先輩や後輩の方々のご参加もいただき、熱心なご質問も流石の内容でした。懇親会の福引では『なつ 樋口一葉奇跡の日々(平凡社)』を特等にしていただき、嬉しい事でした。

その『なつ』が出口治明さんよりお優しい書評をいただいていたことも、出口ファンの同期の方から初めて教えていただきました。〈領家髙子 りつ 出口 書評〉でネット検索できる
「出口治明ーHONZ」です。何卒お目通しいただけますよう。

出口さんへ淡交会報をお送りした処、光栄なことにはお目にかかれることになりました。


写真は6月5日に立命館アジア太平洋大学東京キャンパスへ伺った時のものです。

書評をいただいていたことを、今年3月に初めて知った私は、11年という歳月を経て、ようやく出口さんに巡り会えたのです。

不学の身も顧みず樋口一葉クロニクルを構想した私は、その間ずっと『樋口一葉の兄たち 自由民権の明治二十年』にかかりきり、今や浦島花子のようになっております。

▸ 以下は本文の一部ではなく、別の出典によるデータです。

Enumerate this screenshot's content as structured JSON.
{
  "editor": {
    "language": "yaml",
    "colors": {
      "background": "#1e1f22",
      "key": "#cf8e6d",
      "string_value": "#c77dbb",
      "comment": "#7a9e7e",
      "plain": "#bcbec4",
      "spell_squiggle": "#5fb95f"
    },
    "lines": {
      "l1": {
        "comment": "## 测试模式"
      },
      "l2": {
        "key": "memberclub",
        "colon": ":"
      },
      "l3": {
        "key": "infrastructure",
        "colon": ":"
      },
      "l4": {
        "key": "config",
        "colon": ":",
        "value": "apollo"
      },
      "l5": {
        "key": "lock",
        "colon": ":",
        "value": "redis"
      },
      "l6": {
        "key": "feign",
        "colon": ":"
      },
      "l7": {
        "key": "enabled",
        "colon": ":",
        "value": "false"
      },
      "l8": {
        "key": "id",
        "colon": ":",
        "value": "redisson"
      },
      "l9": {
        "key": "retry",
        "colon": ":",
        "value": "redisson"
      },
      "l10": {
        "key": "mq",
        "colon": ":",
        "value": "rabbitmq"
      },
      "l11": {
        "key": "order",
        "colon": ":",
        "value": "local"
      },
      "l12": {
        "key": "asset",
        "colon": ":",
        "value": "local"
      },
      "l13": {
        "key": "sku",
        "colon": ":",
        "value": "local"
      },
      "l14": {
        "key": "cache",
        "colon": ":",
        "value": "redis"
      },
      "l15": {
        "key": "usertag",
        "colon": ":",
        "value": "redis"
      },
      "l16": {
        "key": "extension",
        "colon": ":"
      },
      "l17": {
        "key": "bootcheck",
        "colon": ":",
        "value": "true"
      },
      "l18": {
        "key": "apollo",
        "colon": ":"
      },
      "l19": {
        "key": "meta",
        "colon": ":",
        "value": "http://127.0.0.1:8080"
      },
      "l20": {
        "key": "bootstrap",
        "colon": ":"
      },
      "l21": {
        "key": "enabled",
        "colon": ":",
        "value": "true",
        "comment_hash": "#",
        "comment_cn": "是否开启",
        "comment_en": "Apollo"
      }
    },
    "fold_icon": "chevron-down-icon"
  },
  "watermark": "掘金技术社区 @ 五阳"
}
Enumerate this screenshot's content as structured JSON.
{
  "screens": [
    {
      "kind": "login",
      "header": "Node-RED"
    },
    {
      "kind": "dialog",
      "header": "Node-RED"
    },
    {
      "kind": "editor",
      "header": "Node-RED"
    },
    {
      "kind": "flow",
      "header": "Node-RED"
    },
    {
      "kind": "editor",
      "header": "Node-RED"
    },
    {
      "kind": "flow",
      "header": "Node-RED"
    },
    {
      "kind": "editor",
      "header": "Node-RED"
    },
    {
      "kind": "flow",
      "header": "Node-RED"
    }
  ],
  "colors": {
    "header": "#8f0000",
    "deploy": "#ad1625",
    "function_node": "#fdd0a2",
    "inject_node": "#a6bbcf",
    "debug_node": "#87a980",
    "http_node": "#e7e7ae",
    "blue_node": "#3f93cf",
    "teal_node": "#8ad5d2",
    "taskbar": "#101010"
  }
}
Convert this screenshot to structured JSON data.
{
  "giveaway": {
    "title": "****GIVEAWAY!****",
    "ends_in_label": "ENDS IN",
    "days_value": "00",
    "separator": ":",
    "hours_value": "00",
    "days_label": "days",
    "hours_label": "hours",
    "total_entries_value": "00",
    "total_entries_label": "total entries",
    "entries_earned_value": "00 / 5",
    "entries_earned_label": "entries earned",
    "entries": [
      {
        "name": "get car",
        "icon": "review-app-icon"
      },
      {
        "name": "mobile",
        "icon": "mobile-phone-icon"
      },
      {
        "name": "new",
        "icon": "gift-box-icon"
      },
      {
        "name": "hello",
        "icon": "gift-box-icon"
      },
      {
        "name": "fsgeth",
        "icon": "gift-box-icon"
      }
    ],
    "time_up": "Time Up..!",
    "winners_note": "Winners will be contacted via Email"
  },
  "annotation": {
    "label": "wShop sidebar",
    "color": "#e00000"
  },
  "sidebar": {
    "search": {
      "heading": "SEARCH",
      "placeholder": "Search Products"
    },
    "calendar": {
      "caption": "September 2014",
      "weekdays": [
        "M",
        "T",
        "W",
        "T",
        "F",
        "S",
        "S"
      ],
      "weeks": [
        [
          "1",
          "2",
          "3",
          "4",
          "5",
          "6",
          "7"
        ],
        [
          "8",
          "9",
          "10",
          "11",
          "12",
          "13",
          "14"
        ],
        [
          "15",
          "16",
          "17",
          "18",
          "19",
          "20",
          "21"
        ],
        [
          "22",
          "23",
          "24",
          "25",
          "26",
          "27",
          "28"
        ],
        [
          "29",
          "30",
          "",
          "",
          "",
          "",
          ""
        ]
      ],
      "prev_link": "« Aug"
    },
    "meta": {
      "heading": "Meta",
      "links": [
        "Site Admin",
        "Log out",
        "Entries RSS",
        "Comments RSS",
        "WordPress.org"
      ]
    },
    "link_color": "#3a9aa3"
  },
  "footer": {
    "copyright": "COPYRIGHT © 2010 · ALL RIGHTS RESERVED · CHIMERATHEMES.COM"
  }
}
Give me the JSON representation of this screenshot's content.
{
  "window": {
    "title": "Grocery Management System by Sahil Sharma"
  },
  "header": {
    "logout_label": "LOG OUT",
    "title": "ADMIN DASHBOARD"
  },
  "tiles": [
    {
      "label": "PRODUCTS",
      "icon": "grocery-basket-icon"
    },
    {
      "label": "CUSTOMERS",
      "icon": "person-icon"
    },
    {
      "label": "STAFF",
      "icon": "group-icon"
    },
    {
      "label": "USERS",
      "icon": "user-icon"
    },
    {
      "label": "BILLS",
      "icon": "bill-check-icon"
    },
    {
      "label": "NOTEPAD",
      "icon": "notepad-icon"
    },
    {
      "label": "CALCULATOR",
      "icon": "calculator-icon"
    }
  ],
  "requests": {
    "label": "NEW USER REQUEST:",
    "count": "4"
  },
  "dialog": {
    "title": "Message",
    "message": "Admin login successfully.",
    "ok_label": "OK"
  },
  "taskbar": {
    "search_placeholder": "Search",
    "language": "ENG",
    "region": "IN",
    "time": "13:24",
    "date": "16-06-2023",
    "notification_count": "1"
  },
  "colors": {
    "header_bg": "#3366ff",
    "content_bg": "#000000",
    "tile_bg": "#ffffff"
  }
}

出口治明さんは2021年に脳卒中で倒れられましたが、強靭な精神力で厳しいリハビリに耐えられ、22年には大分にある立命館アジア太平洋大学(A P U)学長職への復帰を果たされるまでに、奇跡的な回復を遂げられています。23年には学長任期を終えられ、現在は特任学長補佐として東京キャンパスに電動車椅子で通勤されておられます。

『なつ』の書評を書いてくださった出口さんにお目にかかるので、今日は撫子の着物を身につけて参りました、と申し上げると、つくづくと和服を見つめ直され、「ほんとだ」と目を輝かせられました。青年のようなお声でした。撫子には常夏の異称があります。

詩人アラゴンの言葉「教えるとは共に希望を語ること。学ぶとは誠実を胸に刻むこと」を改めてかみしめる思いでした。

樋口一葉の妹邦子のお孫さんで白山御殿坂下にお住まいの入沢和子さんへも、『淡交会報』と新年会の写真をお送りしました。九十歳を超えられた麗人は、電話口で「いいわねー、楽しそうねー」と若々しいお声で喜んでくださいました。わたしの入学当時、男子生徒数は女子の三倍、中庭で在校生と入学生とが対面して礼をしあう古風な顔合わせ儀式の際には、真っ黒い壁が目の前に聳え立ったようで「ちょっと怖かったです」と申し上げると、孫邦子さんはしみじみとしたお声で「男の子は優しいのよ」とおっしゃいました。私も「はい。涙が出るほど優しいです」とお答えしました。

その孫邦子さんにご登場願ったごく短いエッセイが、単発ながら講談社文芸雑誌『群像』十月号に掲載されます。五千円札の顔が一葉から梅子になりますでしょう、それについて書きました。お目に留まりましたら本当に幸いです。『樋口一葉の兄たち』の刊行が決まったら、今度はいよいよ『樋口一葉の姉妹』へ取り組む所存です。

同窓の方々の肝煎で、講演会のご依頼もいただけるようになりました。一つ一つ、大切にこなしてまいります。さらに嬉しいご報告ができますよう、これからも精一杯努力をつづけます。どうぞお見捨てなく、よろしくお願い申し上げます。